Training data and regulation
If the providers have to tell how the AI was trained, does that mean that all those LLMs will have to fess up which copyrighted works they used, and then have to pay the authors / estates?
Also there is, I think some hypocrisy going on with the 'how can you promote AI with one hand and regulate it with the other?' Think about a surgeon with a scalpel, if the operation is a success, the patient recovers, but if the surgeon cuts the wrong thing(s), then could rightly be charged with malpractice. I recall one surgeon who was very good, but had the unfortunate tendency to leave his initials literally burned in to his patient's liver. No one would suggest, I hope, that the medical profession should either be denied research funds or not regulated.

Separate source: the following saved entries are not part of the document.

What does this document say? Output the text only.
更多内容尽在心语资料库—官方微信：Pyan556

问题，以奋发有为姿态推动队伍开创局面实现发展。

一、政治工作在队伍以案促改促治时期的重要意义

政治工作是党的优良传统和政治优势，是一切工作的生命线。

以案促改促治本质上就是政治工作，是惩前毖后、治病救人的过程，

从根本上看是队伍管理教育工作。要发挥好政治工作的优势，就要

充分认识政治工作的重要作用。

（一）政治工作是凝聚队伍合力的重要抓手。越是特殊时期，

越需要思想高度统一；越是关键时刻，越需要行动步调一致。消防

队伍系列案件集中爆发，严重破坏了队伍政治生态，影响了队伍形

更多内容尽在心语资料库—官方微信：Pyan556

AI implementations have been shown to implement unrealised racism, sexism and class-ism, to promote those 'types' of people already doing jobs, and supporting the people who wrote the code or chose the training data (often young white, 'western', middle class males). There are innumerable cases recorded on the Register about facial 'recognition' software getting things wring, being misused or just believed because it suited the bias of the people using it, or they just could not be bothered to try harder. It is a wonderfully effective way of implementing unrealised bias.
I am not against AI per se, but those promoting it have to realise that those of us unto whom AI will be done should have a say in how it is built and how it is used, and the creators and users need to be much more aware of its limitations and dangers than they seem to be.